Il y a trois grands enjeux. D’abord, il y a celui de l’augmentation de la capacité : nous croyons ainsi en la reprise et Casablanca est bien placée pour l’absorber. Ensuite, il y a la modernisation de l’outil industriel. Les clients veulent que leurs moteurs soient immobilisés le moins longtemps possible, afin de réduire leurs coûts. La réduction du temps de maintenance est la clé. Nous n’avons donc pas d’autre choix que de nous moderniser. Pour cela, il faut de nouveaux outils, de nouvelles manières de faire, si l’on veut être au niveau dans un monde concurrentiel. Enfin, notre site a 20 ans. Comme n’importe quel site qui vieillit, il est important de le rafraîchir. Ce plan d’investissement montre que Safran et la RAM croient en la société.

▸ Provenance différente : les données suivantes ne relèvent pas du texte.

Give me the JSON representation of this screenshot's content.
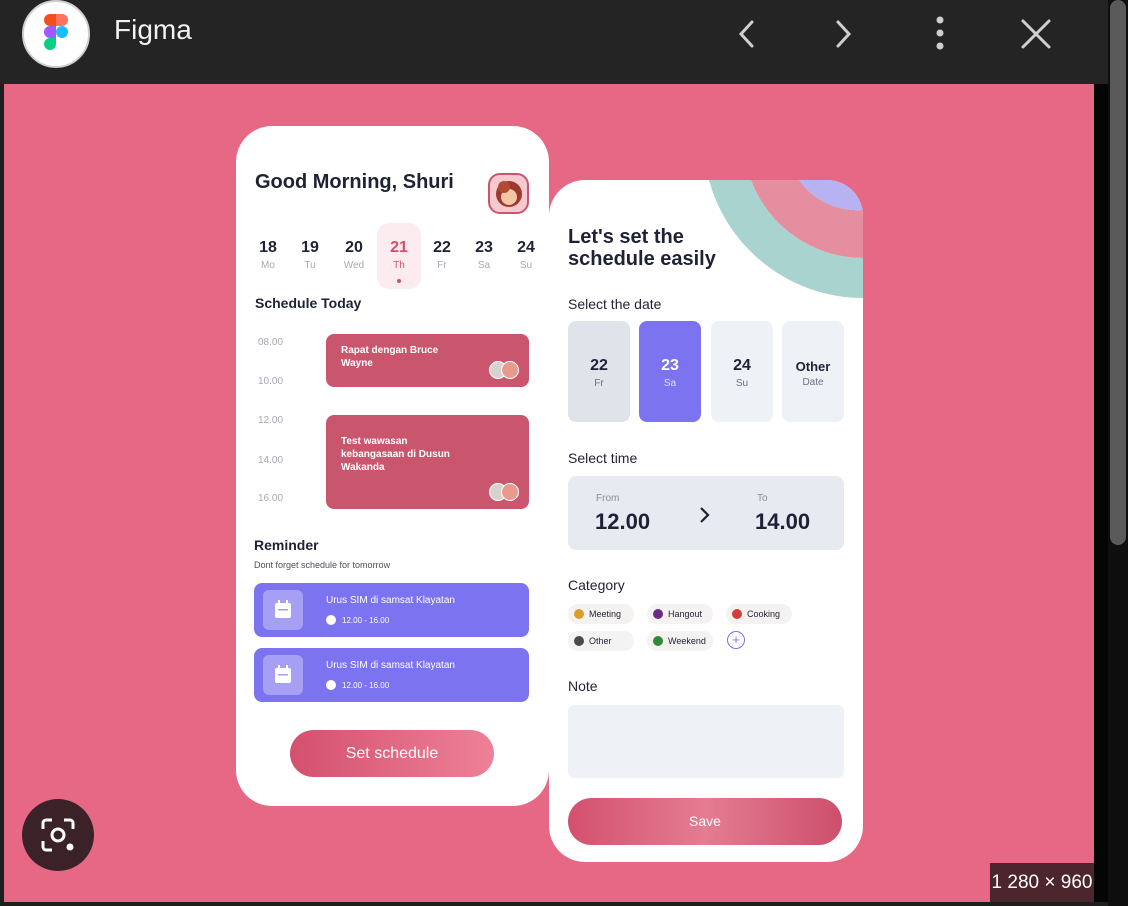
{
  "header": {
    "app_title": "Figma",
    "back_icon": "chevron-left-icon",
    "forward_icon": "chevron-right-icon",
    "menu_icon": "more-vertical-icon",
    "close_icon": "close-icon"
  },
  "colors": {
    "background": "#e66884",
    "primary_pink": "#c9566c",
    "primary_purple": "#7c73f0"
  },
  "phone1": {
    "greeting": "Good Morning, Shuri",
    "days": [
      {
        "num": "18",
        "label": "Mo"
      },
      {
        "num": "19",
        "label": "Tu"
      },
      {
        "num": "20",
        "label": "Wed"
      },
      {
        "num": "21",
        "label": "Th",
        "active": true
      },
      {
        "num": "22",
        "label": "Fr"
      },
      {
        "num": "23",
        "label": "Sa"
      },
      {
        "num": "24",
        "label": "Su"
      }
    ],
    "schedule_title": "Schedule Today",
    "times": [
      "08.00",
      "10.00",
      "12.00",
      "14.00",
      "16.00"
    ],
    "events": [
      {
        "title": "Rapat dengan Bruce Wayne"
      },
      {
        "title": "Test wawasan kebangasaan di Dusun Wakanda"
      }
    ],
    "reminder_title": "Reminder",
    "reminder_sub": "Dont forget schedule for tomorrow",
    "reminders": [
      {
        "title": "Urus SIM di samsat Klayatan",
        "time": "12.00 - 16.00"
      },
      {
        "title": "Urus SIM di samsat Klayatan",
        "time": "12.00 - 16.00"
      }
    ],
    "set_schedule": "Set schedule"
  },
  "phone2": {
    "heading": "Let's set the schedule easily",
    "select_date_label": "Select the date",
    "dates": [
      {
        "num": "22",
        "label": "Fr"
      },
      {
        "num": "23",
        "label": "Sa",
        "selected": true
      },
      {
        "num": "24",
        "label": "Su"
      },
      {
        "num": "Other",
        "label": "Date"
      }
    ],
    "select_time_label": "Select time",
    "time_from_label": "From",
    "time_from": "12.00",
    "time_to_label": "To",
    "time_to": "14.00",
    "category_label": "Category",
    "categories": [
      {
        "name": "Meeting",
        "color": "#e09a2e"
      },
      {
        "name": "Hangout",
        "color": "#6b2a86"
      },
      {
        "name": "Cooking",
        "color": "#d63b3b"
      },
      {
        "name": "Other",
        "color": "#4a4a4a"
      },
      {
        "name": "Weekend",
        "color": "#2e8a3a"
      }
    ],
    "note_label": "Note",
    "save": "Save"
  },
  "overlay": {
    "image_size": "1 280 × 960"
  }
}
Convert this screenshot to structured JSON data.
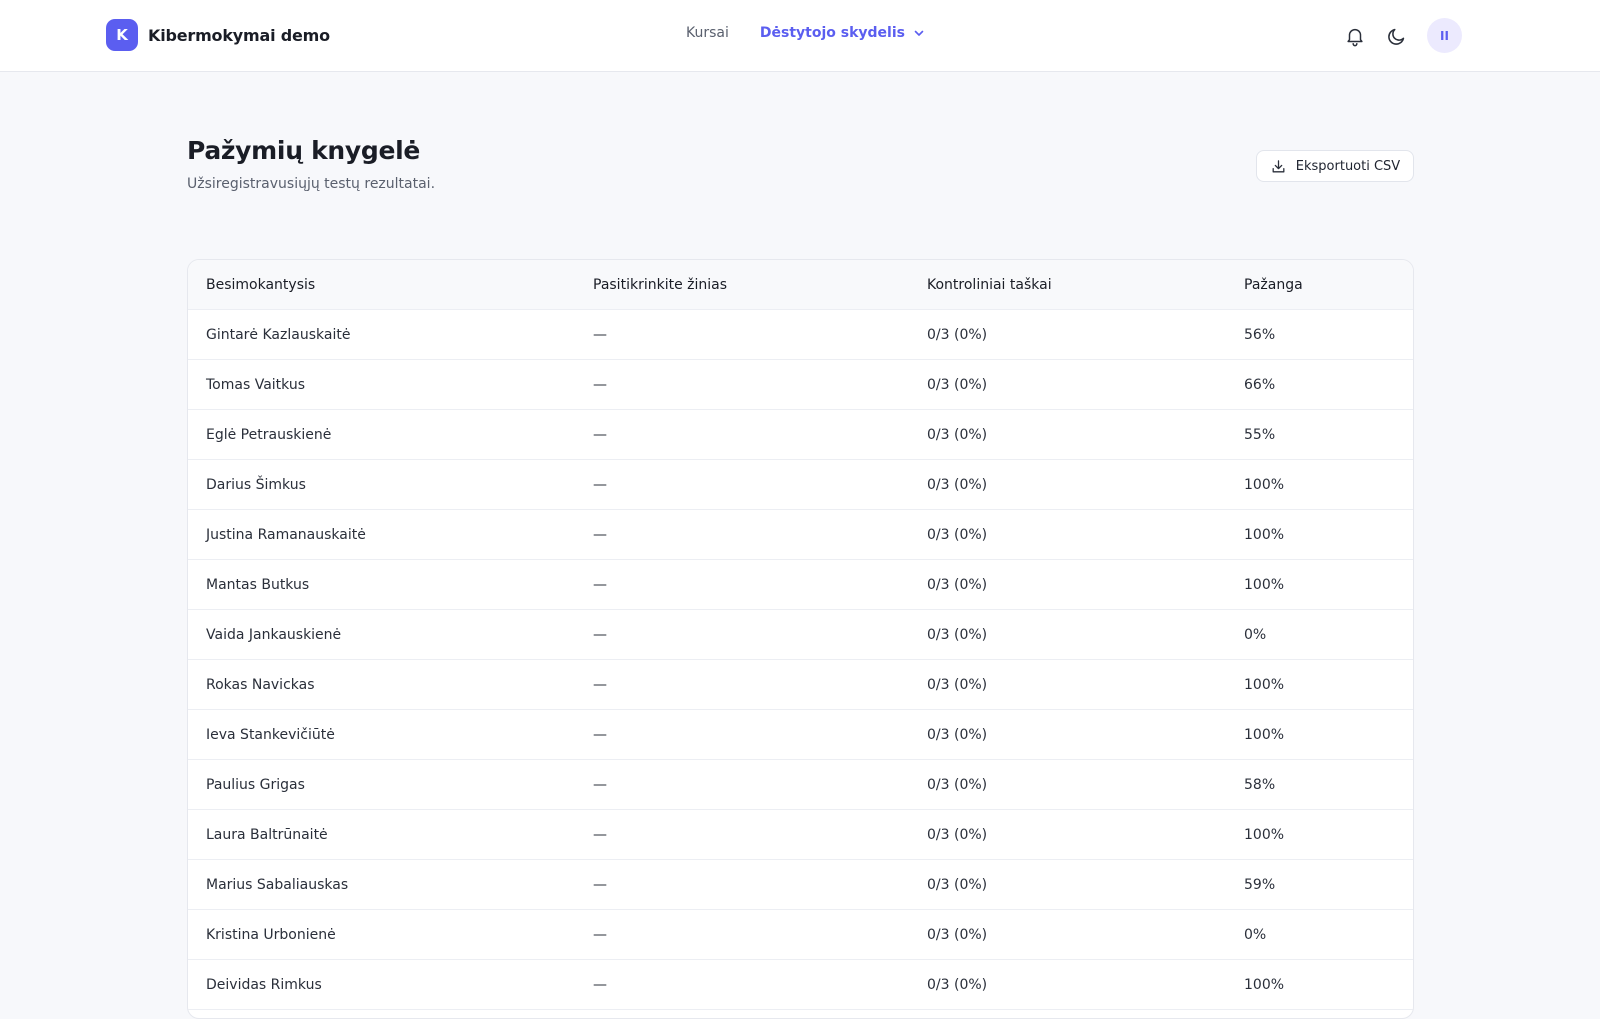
{
  "brand": {
    "logo_letter": "K",
    "name": "Kibermokymai demo"
  },
  "nav": {
    "courses": "Kursai",
    "teacher_dashboard": "Dėstytojo skydelis"
  },
  "user": {
    "initials": "II"
  },
  "colors": {
    "accent": "#5b5ef0",
    "background": "#f7f8fb"
  },
  "page": {
    "title": "Pažymių knygelė",
    "subtitle": "Užsiregistravusiųjų testų rezultatai.",
    "export_label": "Eksportuoti CSV"
  },
  "table": {
    "headers": [
      "Besimokantysis",
      "Pasitikrinkite žinias",
      "Kontroliniai taškai",
      "Pažanga"
    ],
    "rows": [
      [
        "Gintarė Kazlauskaitė",
        "—",
        "0/3 (0%)",
        "56%"
      ],
      [
        "Tomas Vaitkus",
        "—",
        "0/3 (0%)",
        "66%"
      ],
      [
        "Eglė Petrauskienė",
        "—",
        "0/3 (0%)",
        "55%"
      ],
      [
        "Darius Šimkus",
        "—",
        "0/3 (0%)",
        "100%"
      ],
      [
        "Justina Ramanauskaitė",
        "—",
        "0/3 (0%)",
        "100%"
      ],
      [
        "Mantas Butkus",
        "—",
        "0/3 (0%)",
        "100%"
      ],
      [
        "Vaida Jankauskienė",
        "—",
        "0/3 (0%)",
        "0%"
      ],
      [
        "Rokas Navickas",
        "—",
        "0/3 (0%)",
        "100%"
      ],
      [
        "Ieva Stankevičiūtė",
        "—",
        "0/3 (0%)",
        "100%"
      ],
      [
        "Paulius Grigas",
        "—",
        "0/3 (0%)",
        "58%"
      ],
      [
        "Laura Baltrūnaitė",
        "—",
        "0/3 (0%)",
        "100%"
      ],
      [
        "Marius Sabaliauskas",
        "—",
        "0/3 (0%)",
        "59%"
      ],
      [
        "Kristina Urbonienė",
        "—",
        "0/3 (0%)",
        "0%"
      ],
      [
        "Deividas Rimkus",
        "—",
        "0/3 (0%)",
        "100%"
      ]
    ]
  }
}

Le Gouvernement souhaite développer l’écosystème MRO (maintenance et réparation). Cela va-t-il encore renforcer le rôle de SAESM ?

La volonté du Gouvernement de faire émerger cet écosystème est réelle. Nous sommes d’abord concentrés sur notre développement, mais nous y participerons nécessairement directement ou indirectement. Si nous pouvons être identifiés comme une société de référence, dans le cadre de ce développement, cela serait positif.

La décarbonation est-elle un aspect important de la modernisation de votre outil industriel ?

Il s’agit d’une ligne très forte de notre action. Nous sommes un acteur inséré dans un environnement social, il est donc impossible de passer à côté de cet enjeu. Au niveau local, nous avons engagé des initiatives pour réduire l’énergie que nous consommons. Par exemple, nous disposons d’un banc de test dédié qui reproduit, pour le moteur, les conditions d’utilisation sur un avion. Comme il consomme énormément d’énergie, nous allons travailler à réduire ses émissions et son utilisation de carburant.

Nous avons aussi d’autres machines qui consomment beaucoup d’énergie. Leur modernisation permettra de limiter cette consommation. D’autres initiatives sont plus indirectes, comme la promotion du covoiturage. Ce qui est intéressant, également, c’est que la maintenance a un rôle direct à jouer sur ces aspects. Plusieurs options se présentent à nous : soit réparer un composant, soit le remplacer. L’impact écologique n’est pas le même. La réutilisation et la réparation servent un objectif écologique, mais aussi économique alors que les clients veulent réduire leurs coûts de maintenance.